Trajectory analysis is essential in many applications. In this paper, we address the problem of representing motion trajectories in a highly informative way, and consequently utilize it for analyzing trajectories. Our approach first leverages the complete information from given trajectories to construct a thermal transfer field which provides a context-rich way to describe the global motion pattern in a scene. Then, a 3D tube is derived which depicts an input trajectory by integrating its surrounding motion patterns contained in the thermal transfer field. The 3D tube effectively: 1) maintains the movement information of a trajectory, 2) embeds the complete contextual motion pattern around a trajectory, 3) visualizes information about a trajectory in a clear and unified way. We further introduce a droplet-based process. It derives a droplet vector from a 3D tube, so as to characterize the high-dimensional 3D tube information in a simple but effective way. Finally, we apply our tube-and-droplet representation to trajectory analysis applications including trajectory clustering, trajectory classification & abnormality detection, and 3D action recognition. Experimental comparisons with state-of-the-art algorithms demonstrate the effectiveness of our approach.

Several strategies for exploring unknown environments based on graphs extracted from Voronoi diagrams

E. G. Tsardoulias, A. Iliakopoulou, A. Kargakos, L. Petrou, Cost-Based Target Selection Techniques Towards Full Space Exploration and Coverage for USAR applications in a Priori Unknown Environments, J Intell Robot Syst (2017) 87:313–340, DOI: 10.1007/s10846-016-0434-0.

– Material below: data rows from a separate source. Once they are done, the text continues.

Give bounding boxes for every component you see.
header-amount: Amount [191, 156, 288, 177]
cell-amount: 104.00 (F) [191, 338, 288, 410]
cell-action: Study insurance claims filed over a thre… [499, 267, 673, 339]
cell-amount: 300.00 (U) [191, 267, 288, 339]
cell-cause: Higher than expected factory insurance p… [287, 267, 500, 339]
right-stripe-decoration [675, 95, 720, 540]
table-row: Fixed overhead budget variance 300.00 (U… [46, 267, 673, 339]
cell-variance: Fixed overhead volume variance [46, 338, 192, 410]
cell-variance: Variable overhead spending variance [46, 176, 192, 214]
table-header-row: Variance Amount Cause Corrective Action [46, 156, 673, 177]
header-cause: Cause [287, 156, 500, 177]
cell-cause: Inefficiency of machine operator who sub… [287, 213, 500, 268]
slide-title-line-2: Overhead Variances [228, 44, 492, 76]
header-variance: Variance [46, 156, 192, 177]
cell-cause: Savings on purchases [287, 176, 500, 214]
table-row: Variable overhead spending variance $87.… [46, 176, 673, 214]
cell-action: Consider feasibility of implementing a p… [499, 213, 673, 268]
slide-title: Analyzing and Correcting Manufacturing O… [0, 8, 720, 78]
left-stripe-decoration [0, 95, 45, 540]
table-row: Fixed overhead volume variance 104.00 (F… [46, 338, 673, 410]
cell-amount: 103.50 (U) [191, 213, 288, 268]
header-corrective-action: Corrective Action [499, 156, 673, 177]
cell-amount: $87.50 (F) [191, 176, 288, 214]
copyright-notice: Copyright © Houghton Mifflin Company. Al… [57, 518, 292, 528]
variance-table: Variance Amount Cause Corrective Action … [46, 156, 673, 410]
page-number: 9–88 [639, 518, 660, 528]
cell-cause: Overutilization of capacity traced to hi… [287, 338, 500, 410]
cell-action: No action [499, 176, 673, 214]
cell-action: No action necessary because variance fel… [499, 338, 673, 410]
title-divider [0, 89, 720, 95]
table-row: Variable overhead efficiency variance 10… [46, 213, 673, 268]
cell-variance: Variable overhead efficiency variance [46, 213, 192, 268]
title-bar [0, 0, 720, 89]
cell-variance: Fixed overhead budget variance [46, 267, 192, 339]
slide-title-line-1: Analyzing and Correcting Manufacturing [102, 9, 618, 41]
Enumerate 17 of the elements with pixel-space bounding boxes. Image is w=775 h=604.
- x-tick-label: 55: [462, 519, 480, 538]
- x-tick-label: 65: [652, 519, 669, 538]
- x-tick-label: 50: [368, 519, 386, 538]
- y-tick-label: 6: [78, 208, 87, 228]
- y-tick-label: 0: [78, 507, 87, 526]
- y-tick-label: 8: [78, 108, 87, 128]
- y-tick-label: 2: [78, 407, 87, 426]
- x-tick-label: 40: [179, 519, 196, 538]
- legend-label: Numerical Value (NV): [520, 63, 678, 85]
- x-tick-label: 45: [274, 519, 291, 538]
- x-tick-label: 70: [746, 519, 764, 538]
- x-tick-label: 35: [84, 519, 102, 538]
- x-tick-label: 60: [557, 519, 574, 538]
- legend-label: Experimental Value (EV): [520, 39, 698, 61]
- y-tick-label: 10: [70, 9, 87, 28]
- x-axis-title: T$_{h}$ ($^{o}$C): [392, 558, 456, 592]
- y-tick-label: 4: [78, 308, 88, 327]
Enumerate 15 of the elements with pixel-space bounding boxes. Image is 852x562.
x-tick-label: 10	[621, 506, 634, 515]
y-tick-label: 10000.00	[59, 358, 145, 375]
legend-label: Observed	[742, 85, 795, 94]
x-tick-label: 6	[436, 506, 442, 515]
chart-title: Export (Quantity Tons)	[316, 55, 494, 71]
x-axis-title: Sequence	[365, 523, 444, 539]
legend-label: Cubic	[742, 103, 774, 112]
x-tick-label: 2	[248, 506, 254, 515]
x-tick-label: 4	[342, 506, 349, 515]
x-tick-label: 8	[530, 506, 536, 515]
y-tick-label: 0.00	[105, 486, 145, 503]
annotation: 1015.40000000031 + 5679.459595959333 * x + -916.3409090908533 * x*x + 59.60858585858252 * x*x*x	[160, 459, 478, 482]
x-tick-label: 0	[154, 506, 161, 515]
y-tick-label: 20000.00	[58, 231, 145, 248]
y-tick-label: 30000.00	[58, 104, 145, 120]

Full coverage and exploration of an environment is essential in robot rescue operations where victim identification is required. Three methods of target selection towards full exploration and coverage of an unknown space oriented for Urban Search and Rescue (USAR) applications have been developed. These are the Selection of the closest topological node, the Selection of the minimum cost topological node and the Selection of the minimum cost sub-graph. All methods employ a topological graph extracted from the Generalized Voronoi Diagram (GVD), in order to select the next best target during exploration. The first method utilizes a distance metric for determining the next best target whereas the Selection of the minimum cost topological node method assigns four different weights on the graph’s nodes, based on certain environmental attributes. The Selection of the minimum cost sub-graph uses a similar technique, but instead of single nodes, sets of graph nodes are examined. In addition, a modification of A* algorithm for biased path creation towards uncovered areas, aiming at a faster spatial coverage, is introduced. The proposed methods’ performance is verified by experiments conducted in two heterogeneous simulated environments. Finally, the results are compared with two common exploration methods.